Once you have Vimux in your toolbox, you'll find it's not just for running tests. I used it recently to repeatedly run a script I was working on through rails runner:

:map § :call VimuxRunCommand("rails runner some_script.rb")<CR>

Using Spork

With Turbux, you're effectively running your tests in a regular terminal. Compared to Guard with Spork, this is slow, as every test run needs to load your app environment.

Luckily, Spork works fine divorced from Guard. And, indeed, married to Turbux. Just start Spork (I like to put it in a small pane in the bottom-right) and then make sure your tests connect to it. I do this in my ~/.vimrc:

~/.vimrc
let g:turbux_command_rspec = 'rspec --drb'

That's it. As long as you have a Spork running, your Turbux test runs will use it.

It's kind of nice to have Spork separate from your test runner. If you introduce an endless loop and a test hangs, just kill the test and run it again when the issue has been fixed. The app will remain loaded in Spork. If you make changes that require Spork to restart, just restart it. If you make many such changes and Spork gets in the way, just kill Spork and keep running the tests without it. With Guard::Spork, your test running and your test server are tied together.

Guard::Spork does offer the convenience of reloading Spork automatically when necessary, like when you modify environment.rb.
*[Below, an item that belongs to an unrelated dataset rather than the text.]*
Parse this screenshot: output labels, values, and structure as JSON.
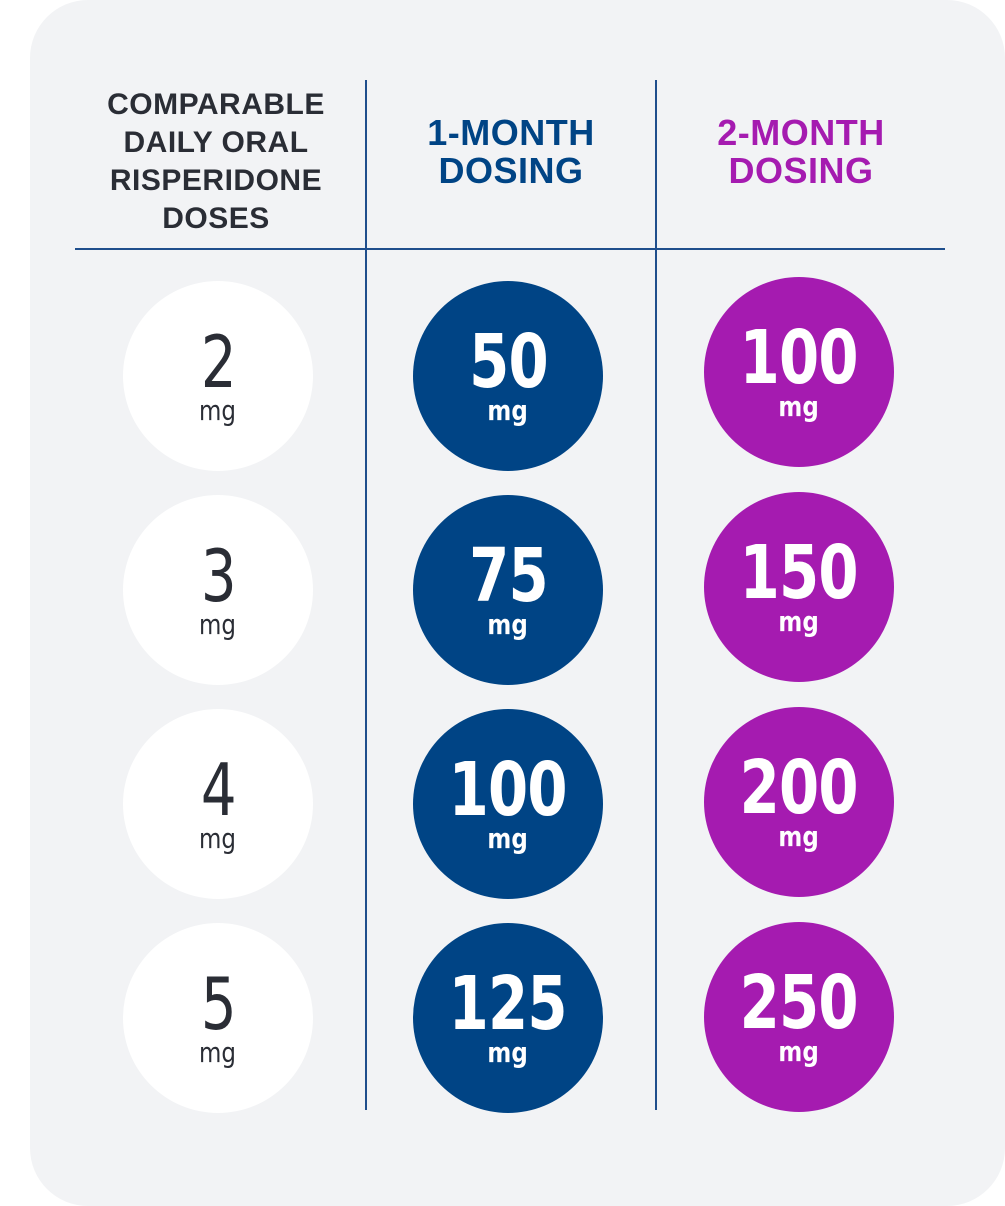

It's not something I've been missing, though. It's easy enough to restart Spork yourself when you need to.

Using Guard

But if you do want that convenience, you can even use Vimux with Guard.

This is not what I do myself – I just use Spork as described above – but it's an interesting option that I've looked into. It gets you the Guard::Spork autoreloading as well as any special file mapping you've set up in your Guardfile, while you still get to decide when to trigger a run.

After starting Guard, hit p⏎ to pause the automatic "file modification listening".

Rather than trigger when it detects modified files, Guard will now only trigger if you tell it a file has been modified. Add a mapping like:

~/.vimrc
map ,x :call VimuxRunCommand("change ".expand("%"))<CR>

Then when you hit ,x, you will send the command change current/file.rb to Guard, filling in the current filename. Guard will see the file as modified and do its magic.